I’m fucking starving, more food on my plate!
Time to go teach, you don’t want to be late.
Listen to music while driving, just try.
Psych! You can’t do it, it will make you cry.
Oh, man! Not yoga! You bitch, don’t you dare!
I’ll make you fart so hard during the prayer!
Ooh! He’s so sexy, white t-shirt, tattoos.
Say something stupid and play with your boobs.
Let’s buy new clothes, boo. I know you got paid.
Call your ex-boyfriend, I need to get laid.
I’m having fun, we should stay here tonight.
Or just go crazy and pick up a fight.
I don’t like books, and I don’t want to sleep.
Fool, you’ll regret it when you’re counting sheep.
You look so peaceful, I wish you could see.

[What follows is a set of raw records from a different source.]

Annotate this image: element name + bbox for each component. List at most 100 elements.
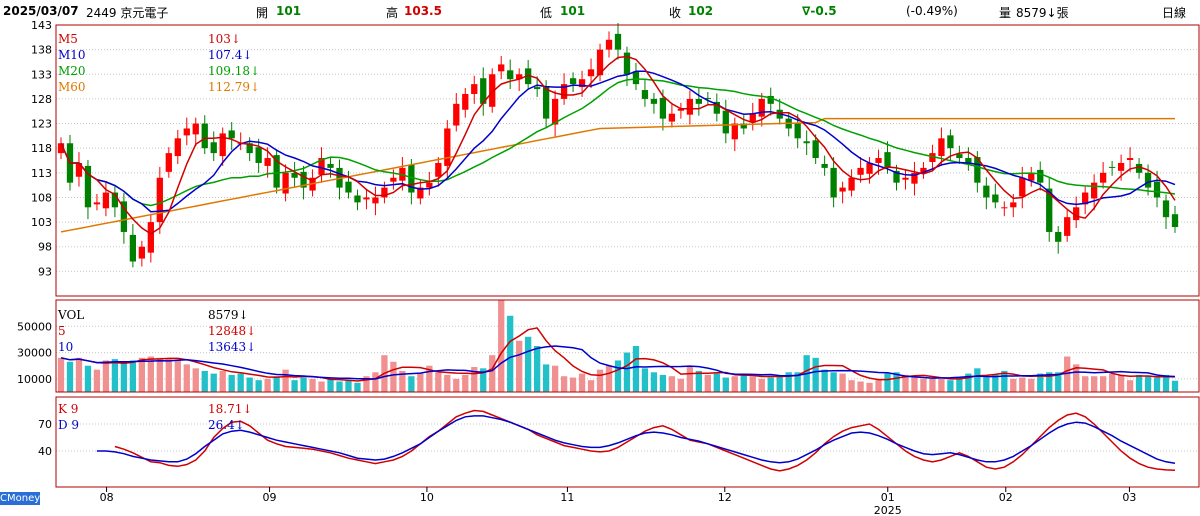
candle-body xyxy=(596,49,604,76)
price-panel xyxy=(57,23,1179,268)
candle-body xyxy=(1028,172,1035,181)
candle-body xyxy=(794,122,801,139)
volume-bar xyxy=(830,372,837,392)
volume-bar xyxy=(120,361,128,392)
kd_legend-legend-value: 26.4↓ xyxy=(208,418,245,432)
candle-body xyxy=(1099,172,1107,183)
volume-bar xyxy=(264,378,271,392)
y-tick-label: 123 xyxy=(31,118,52,131)
candle-body xyxy=(578,79,586,88)
y-tick-label: 113 xyxy=(31,167,52,180)
volume-bar xyxy=(129,360,137,392)
volume-bar xyxy=(965,373,972,392)
low-label: 低 xyxy=(540,6,553,20)
volume-bar xyxy=(1171,380,1179,392)
candle-body xyxy=(210,142,217,154)
candle-body xyxy=(668,113,676,122)
candle-body xyxy=(354,195,361,203)
m10-line xyxy=(60,70,1176,213)
price_legend-legend-value: 112.79↓ xyxy=(208,80,261,94)
kd_legend-legend-value: 18.71↓ xyxy=(208,402,253,416)
volume-bar xyxy=(983,377,990,392)
volume-bar xyxy=(947,380,954,392)
volume-bar xyxy=(722,377,729,392)
candle-body xyxy=(1108,166,1116,168)
y-tick-label: 108 xyxy=(31,191,52,204)
volume-bar xyxy=(1010,378,1017,392)
volume-bar xyxy=(668,376,676,392)
volume-bar xyxy=(821,369,828,392)
candle-body xyxy=(1171,214,1179,228)
volume-bar xyxy=(417,373,424,392)
y-tick-label: 50000 xyxy=(17,320,52,333)
volume-bar xyxy=(435,372,442,392)
candle-body xyxy=(920,167,927,173)
candle-body xyxy=(839,187,846,192)
candle-body xyxy=(713,101,720,114)
candle-body xyxy=(516,74,523,80)
candle-body xyxy=(1153,181,1161,198)
candle-body xyxy=(641,90,649,99)
candle-body xyxy=(731,123,738,140)
candle-body xyxy=(246,143,253,154)
volume-bar xyxy=(480,368,487,392)
candle-body xyxy=(444,128,451,166)
volume-bar xyxy=(453,378,460,392)
volume-bar xyxy=(390,361,397,392)
candle-body xyxy=(758,98,765,117)
y-tick-label: 10000 xyxy=(17,373,52,386)
candle-body xyxy=(560,84,568,99)
volume-bar xyxy=(516,340,523,392)
volume-bar xyxy=(1126,380,1134,392)
kd_legend-legend-name: D 9 xyxy=(58,418,80,432)
quote-header: 2025/03/07 2449 京元電子 開 101 高 103.5 低 101… xyxy=(0,0,1200,22)
y-tick-label: 70 xyxy=(38,418,52,431)
volume_legend-legend-value: 8579↓ xyxy=(208,308,249,322)
candle-body xyxy=(138,246,145,259)
volume-bar xyxy=(309,378,316,392)
volume-bar xyxy=(569,377,577,392)
candle-body xyxy=(111,192,119,208)
candle-body xyxy=(471,84,478,94)
candle-body xyxy=(821,163,828,168)
panel-frame xyxy=(55,396,1200,488)
volume-bar xyxy=(623,352,631,392)
candle-body xyxy=(830,167,837,198)
candle-body xyxy=(129,234,137,262)
y-tick-label: 98 xyxy=(38,241,52,254)
candle-body xyxy=(1064,217,1071,236)
open-label: 開 xyxy=(256,6,269,20)
x-tick-label: 03 xyxy=(1122,491,1136,504)
candle-body xyxy=(291,172,298,178)
candle-body xyxy=(686,98,694,115)
price_legend-legend-value: 107.4↓ xyxy=(208,48,253,62)
candle-body xyxy=(974,157,981,183)
volume-bar xyxy=(542,364,550,392)
close-label: 收 xyxy=(669,6,682,20)
kd-panel xyxy=(96,409,1176,472)
volume-bar xyxy=(758,378,765,392)
price_legend-legend-name: M20 xyxy=(58,64,86,78)
volume-bar xyxy=(1153,377,1161,392)
volume-bar xyxy=(246,377,253,392)
volume-bar xyxy=(1108,373,1116,392)
candle-body xyxy=(884,152,891,168)
volume-bar xyxy=(93,369,101,392)
candle-body xyxy=(875,158,882,163)
candle-body xyxy=(327,163,334,168)
candle-body xyxy=(363,197,370,200)
y-tick-label: 118 xyxy=(31,142,52,155)
cmoney-logo[interactable]: CMoney xyxy=(0,492,41,505)
m5-line xyxy=(60,55,1176,235)
volume-bar xyxy=(525,336,532,392)
y-tick-label: 93 xyxy=(38,265,52,278)
period-selector[interactable]: 日線 xyxy=(1162,6,1187,20)
volume-bar xyxy=(704,374,711,392)
candle-body xyxy=(587,69,595,77)
price_legend-legend-name: M60 xyxy=(58,80,86,94)
candle-body xyxy=(749,113,756,123)
price_legend-legend-name: M5 xyxy=(58,32,78,46)
volume-bar xyxy=(596,369,604,392)
volume-bar xyxy=(102,360,110,392)
volume-bar xyxy=(156,357,163,392)
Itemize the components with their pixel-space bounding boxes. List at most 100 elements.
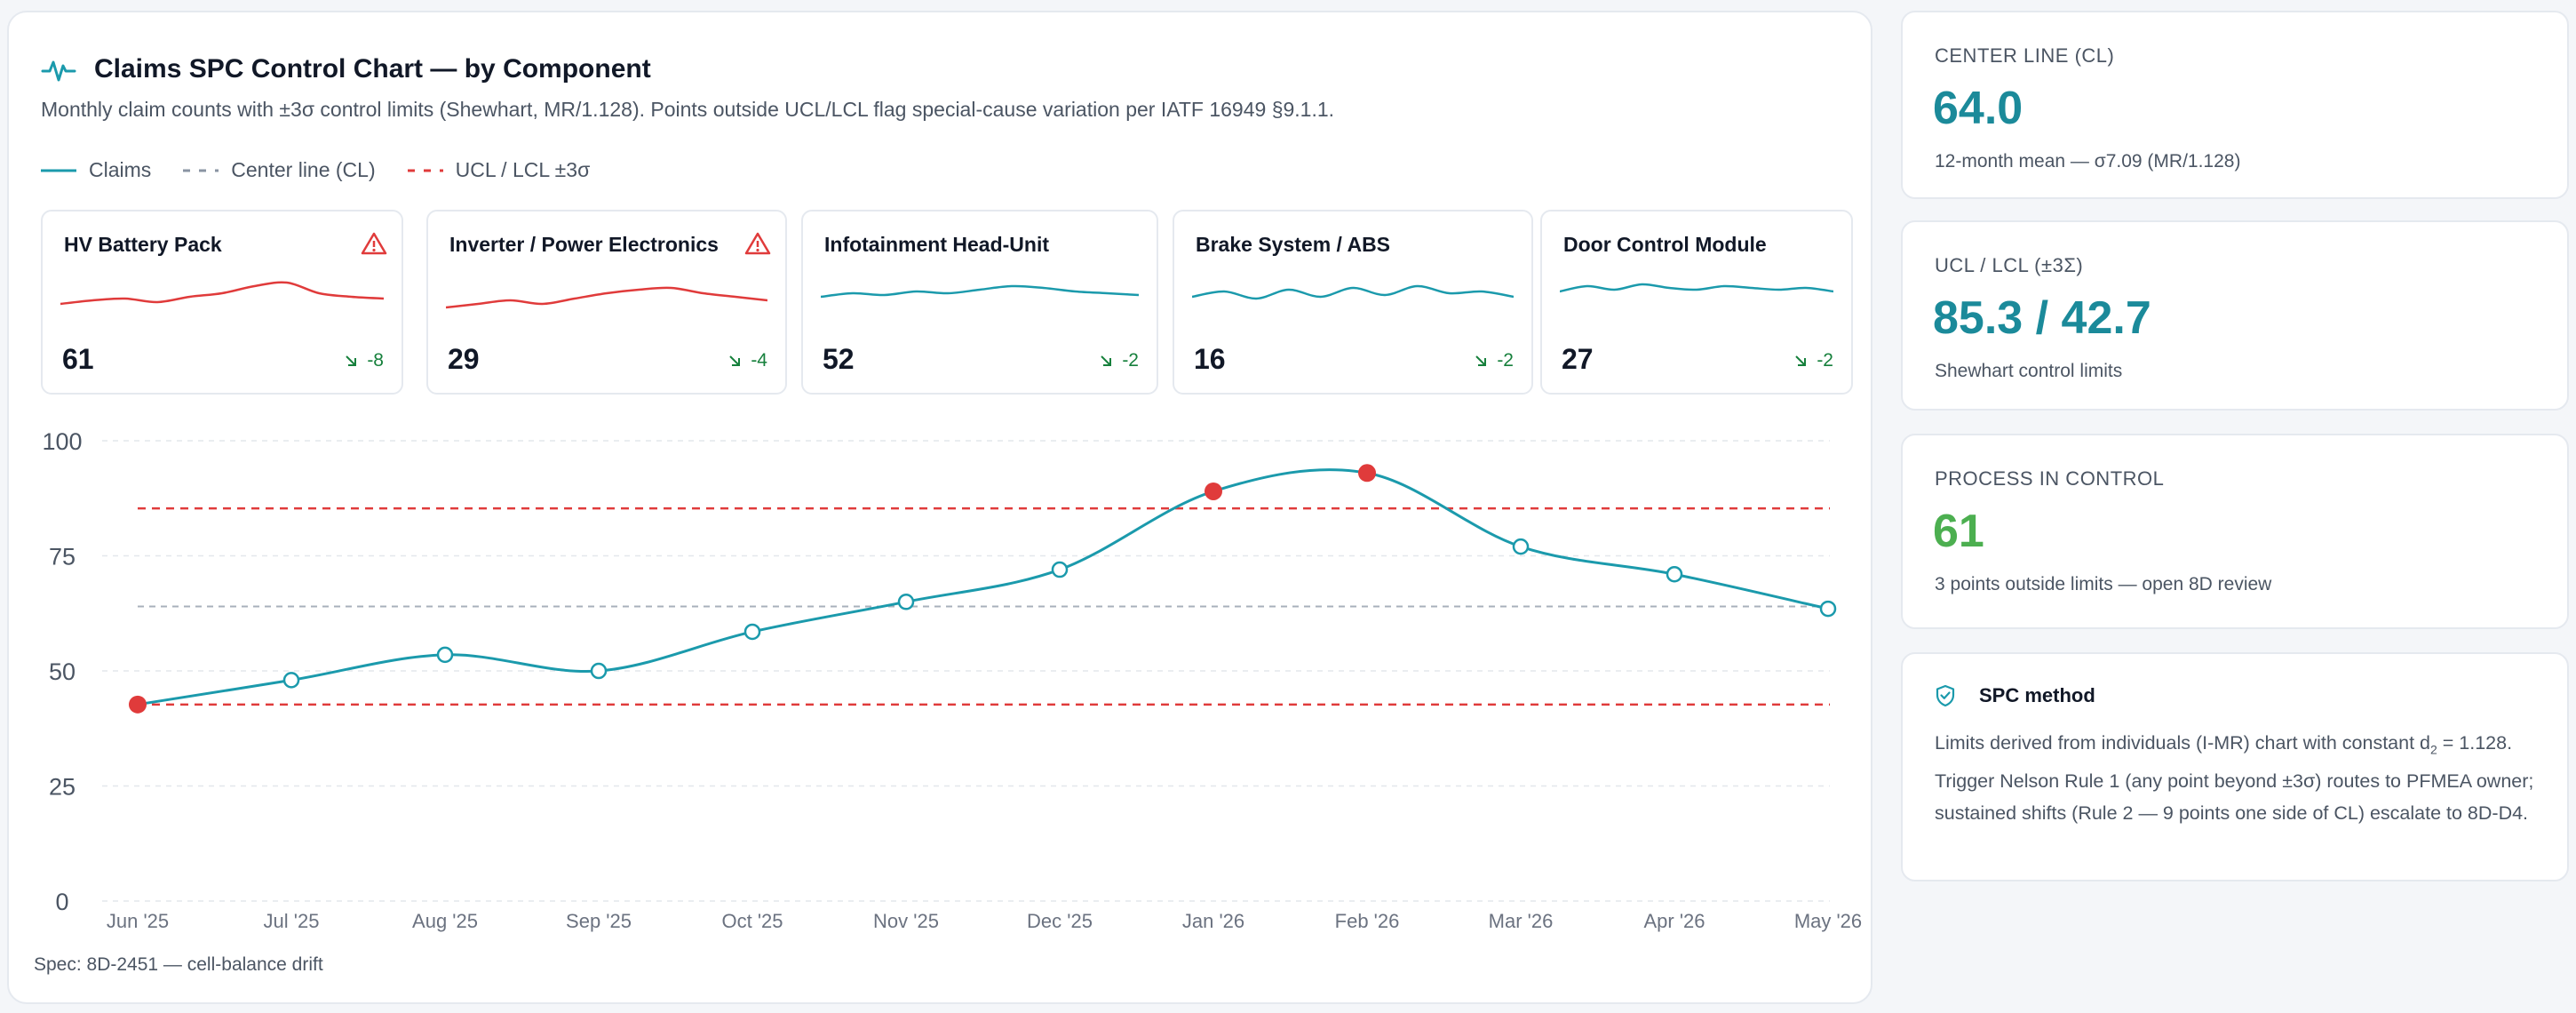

1:00 am. Wake up, bitch. You need to pee!
Tag: #struggle
Fancy beans
Back home for a second we shared a neat life.
A nice, cute apartment, we were satisfied.
I was the provider, we ate fancy beans.
I wanted to move here, pursue bigger dreams.
Remember the struggle at first when we moved?
My parents then gave us enough for the two.
We shook in the cold just to not pay for gas;
I studied and studied, you busted your ass.
Oh, how things have changed now, you got a good job,
now you can afford to be quite comfortable.
Don’t take this the wrong way, I’m not passing bills,
you’ve worked and developed a new set of skills.
I still owe my parents, I’m struggling a bit,
I try to invest in my training and dreams.
I know, I’m a diva, I’m used to nice things.
Sometimes I don’t want to get dirt on my skin.
I hate feeling angry, and jealous, and mad.
Sometimes I just wish I could go back in time.
There’s things that you have that I think should be mine:
Us going to Italy, Thailand, Japan…
Invest in your “romance”, have fun, yeah, fuck it!
Those things end as quickly as I take a shit.
I know, you don’t know this, you never were bold,
and now in your crisis you want to be young.
I was young, I still am, I did all those things.
Some lovers inspired me to even be thin!
I still have faith in you, you need to believe:
It’s not her pushing you, she’s not your new me.
It’s all deep inside you, you are your own force.
You don’t need this bitch to go out, see the world!
For now I’ll just step back, I have my own plan.
Enjoy your new fancy beans while you still can.